Were this Thailand, Georgia, Burma, Hungary, Ukraine, Cameroon, Lebanon, Venezuela or any one of a dozen other countries around the world, there would now be a huge number of people camped permanently in Parliament Square calling for everyone in Westminster to clean up their act.

The sad fact is that we have become too accustomed to our politicians and public servants having their noses in the trough, and the only thing worse than the actual corruption is the mock outrage of the media, which stands braying on the sidelines, but which itself is just as ethically challenged.

It is one thing though to add your voice to the cacophany of outrage; it is quite another to sit back and come up with an alternative system which might put the honour back into being an “honourable member”.

Here’s the plan – there are currently 646 constituencies in the UK, at the moment in a general election, everyone over the age of 18 is entitled to register to vote for the candidates in their constituencies – this register is the Electoral Roll – the winner in each constituency becomes the MP.

The only people that the electorate can vote on are the chosen candidates, usually selected by their parties, many of whom know nothing about the constituency they are being considered to represent. True you do get some worthy local candidates, but they struggle to get onto party lists and anyone putting up their own money to stand as an ‘Independent’ is, apart from a few notable rarities, doomed to failure.

So let’s dispense with some of the democratic niceties that have actually created this morass of corruption.

May 6th, 2010 – the latest date on which the current government has to call an election, so on that date let’s NOT have an election.

Instead, on that date let us announce 646 names – one chosen at random from the Electoral Roll of each constituency – they would be our new MPs. Each person chosen would be automatically given a salary, an office, plus a week to pull-out if they didn;t want it; anyone already employed would be automatically have their job protected. They would form a true House of Commons.

There would be a retained retinue of 100 experienced MPs, selected on their record, from across the political spectrum; they too would be paid a standard salary, and they would form an interim government, however all their major decisions would be subjected to a vote and a debate in the Commons.

It would then be up to these MPs to choose a leader and a cabinet, but the process should be done democratically within that group, those leaders would join the interim government and eventually there maybe no need for the professional MPs at all.

So where does the democracy bit come in? I hear you ask.

The democracy starts one year later, May 5th, 2011 – on that day people will be asked to vote on the record of their MP, did they think their MP did a good job, did they represent the public’s view, were they honest and indeed, honourable?

If re-elected they would continue. If not then a new name would be chosen at random, simple as that.

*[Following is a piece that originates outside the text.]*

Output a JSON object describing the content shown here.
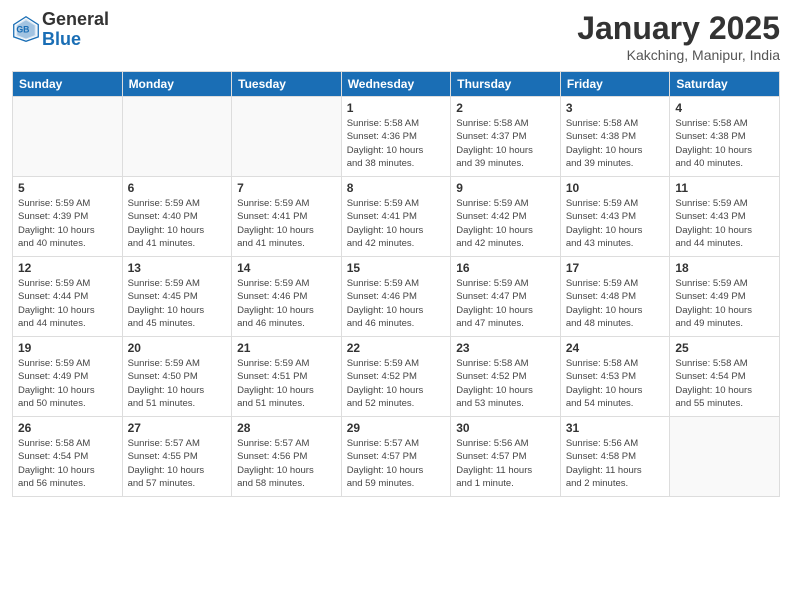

At a stroke we would have rid ourselves of the party political system and its inherant corruption, dispensed with cronyism, re-ignited the public interest in politics (“yes, you could be our next MP”), put back in place the crucial link between the public and their parliamentary representative and, by making an example of those selected, put the “honour” back into being an “honourable member”.

Obviously this is never going to happen,  but the process of thinking of a new way to meet the democratic challenge has been intriguing and interesting; one wonders what would happen if those in a positon of real power actually put their minds to it once in a while?